How To Choose The Right Camper Paint For Your RV Renovation
Painting your camper is a great way to give your RV a makeover or a refresh. This is a popular RV renovation among full-time RVers. You can paint your camper inside and out – but what is the best camper paint?
Depending on your RV renovation, you may need to choose a different type of paint. In order to choose the right camper paint, define what your project is. Are you repainting the outside of your camper? The walls? The cupboards?
We will tell you how to choose the best camper paint for your project.
Painting your camper’s exterior is a great way to give your old RV a refresh or give your new RV a unique look. But in order to ensure the paint job lasts the test of time – it’s a tough road out there for RVs in the elements – you need the right camper paint.
Kelsey from @thehappyglamperco is the queen of RV renovations and owner of The Happy Glamper. Here are her professional recommendations.
First, ensure you start with a good, high-quality paint primer. The primer allows for proper adhesion and also helps unify the surface, allowing for proper paint coverage.
Recommended exterior primer: Dupli-Color BSP100 Gray Paint Shop Finish System Primer
Once your primer is completely dry, go in with your camper paint. Between coats of paint, gently scuff the surface to allow for good adhesion.
Recommended exterior paint: Dupli-Color BSP200 Jet Black Paint Shop Finish System
Finally, to keep everything looking crisp, apply a coat of clear coat. This final layer will give your camper paint a finished look. It also protects the paint from chipping and fading.
Recommended clear coat: Dupli-Color EBSP30000 Clear Coat Paint Shop Finish System
You may choose to tape off your RV decals in order to keep them looking fresh. You can use a contrasting color to give your RV decals a new lease on life as well. Alternatively, you can remove your decals using a heat gun.
One of the first things we did when we started renovating our travel trailer was paint the walls. They were a dark beige color in some areas and a dark brown in others. The dark colors made the RV feel small and well… dark.
Warning before you start
The walls of an RV are different than sticks-n-brick houses. They are coated with a wallpaper-type material – you’ve likely noticed the texture. Plus, older RVs often have a decorative wallpaper border. You can remove the border with a heat gun – carefully! Do not try to remove the wallpaper in the full plywood sheets though.
Given this different texture, there are a couple of products you should use before you paint the camper’s walls. To start, you need to degrease the walls. Use a product like TSP which easily cuts through the fingerprints, oils, and any grease.

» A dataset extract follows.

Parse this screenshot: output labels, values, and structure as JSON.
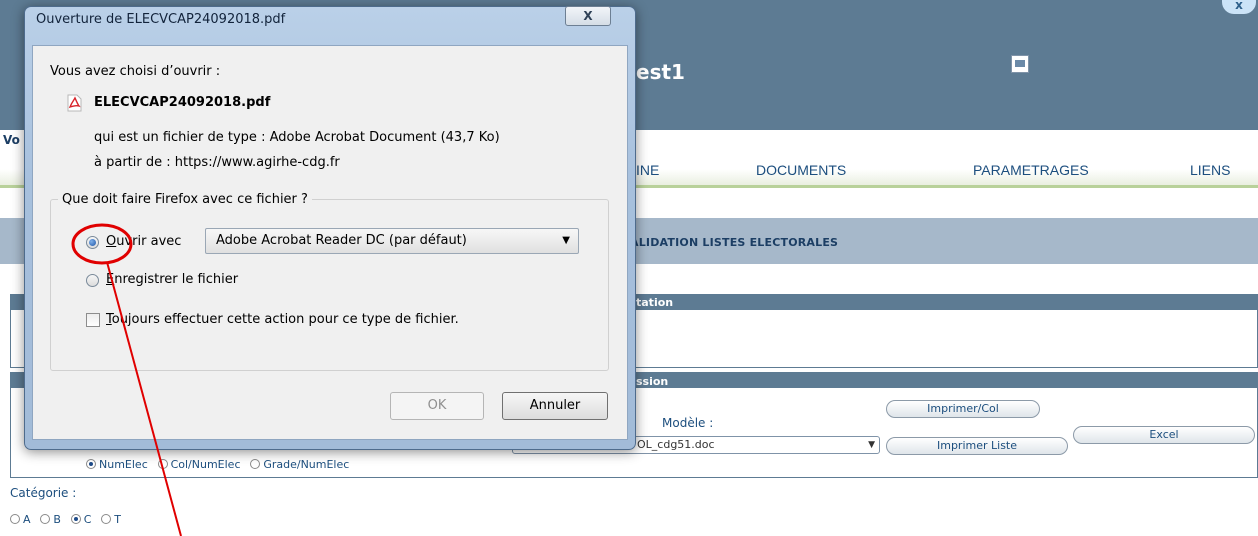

If you think you can skip this step, think again. No matter how high-quality your paint is, if the walls are greasy, your paint will not adhere. If you want a more natural degreaser, try vinegar.
Using the right camper paint for your RV walls
After cleaning, you should prime the walls. Use 1-2 coats of primer on walls where you will be applying color. Follow the manufacturer’s instructions for dry time – but plan for 24-48 hours before applying paint.
Recommended wall primer: PPG Gripper
Next, apply your high-quality paint. RVs are exposed to some tough elements and broad temperature fluctuations. In addition, the walls are touched, rubbed against, and just generally beat up more. Let your first coat dry for about 24-48 hours before applying the second coat. Just like in the exterior, be sure to lightly sand and wipe down the walls between the coats.
Recommended wall paints: Behr Marquee, Benjamin Moore Regal Select, and Sherwin Williams Duration.
For best results, use an eggshell or satin finish.
Note that the Behr Marquee paint is a paint and primer in one. If you use the paint and primer in one, you may opt to skip priming. BUT – be warned – it will take a lot of coats to cover the RV walls. In our case, painting the walls white, it took about 5 coats.
Painting your camper’s cupboards is a great way to give your RV a makeover – especially if the wood is a dated stain or is badly beat up.
Your cupboards are exposed to even more daily abuse than your walls. They are right in the thick of kitchen messes, dirty hands, and spills. You need to choose a camper paint that is tough and ready for that kind of exposure.
Just like the camper’s exterior or walls, you need to prep and prime the cupboard surface. The same high-quality primer paint from your walls can be used on your cupboards.
Recommended cupboard paint: Benjamin Moore Advance
Having the right camper paint for the job will make your RV renovation a worth-while investment. This guide should eliminate confusion in the paint aisle and help you choose the right product for the task.
What is your favorite camper paint? Have you used a different type with good results?